Matt, qui a accroché un drapeau canadien au bout de sa crosse de hockey, ne se dit "pas inquiet". "Nous défendons ce en quoi nous croyons, nous n'enfreignons aucune loi", explique-t-il à l'AFP, assis sur un siège pliable devant le parlement en attendant les "milliers" de Canadiens qui vont les rejoindre ce week-end. 

"On est pacifiques. On n'est pas ici pour être haineux, on veut récupérer la liberté de choix", renchérit Jessika, 34 ans. Cette conductrice de bus est installée avec son mari camionneur, leurs deux enfants de trois ans et dix mois et leur chien dans la rue qui passe sous les fenêtres de Justin Trudeau. 

La police de la ville a une nouvelle fois expliqué jeudi qu'elle n'était "pas en mesure" de "mettre un terme" à la manifestation sans renforts. 

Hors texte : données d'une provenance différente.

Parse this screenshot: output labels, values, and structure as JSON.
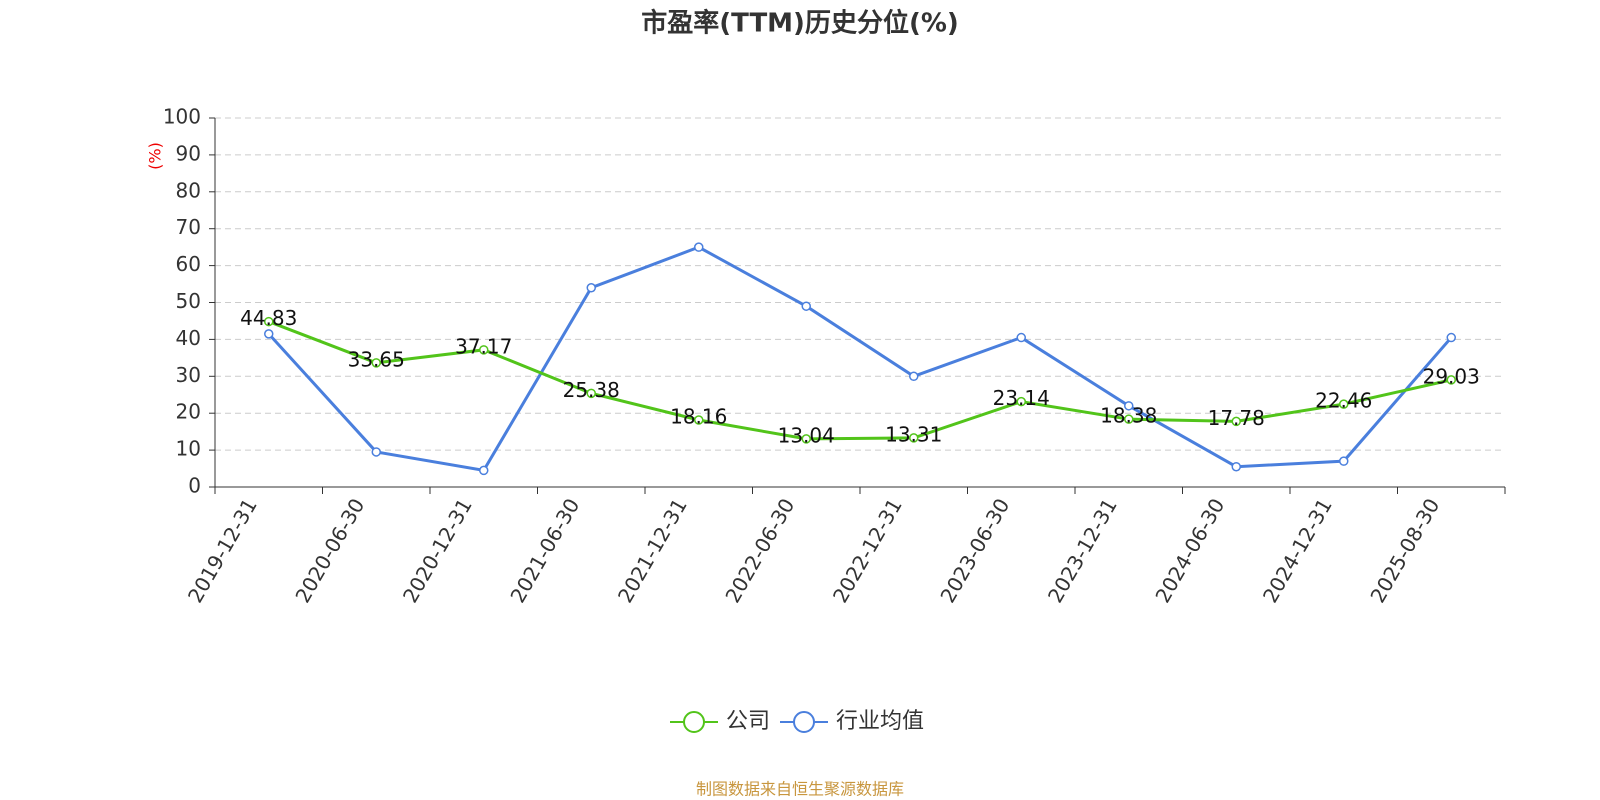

Et Ottawa s'attend de nouveau à un afflux de manifestants pour la journée de samedi. Certains ont aussi promis de manifester dans d'autres grandes villes canadiennes, comme Montréal ou Toronto, mais aussi ailleurs dans le monde et notamment en France. 

Des milliers d'opposants aux restrictions sanitaires ont fait route vendredi vers Paris, mais aucun convoi n'est entré dans la capitale, selon les autorités, décidées à empêcher tout blocage.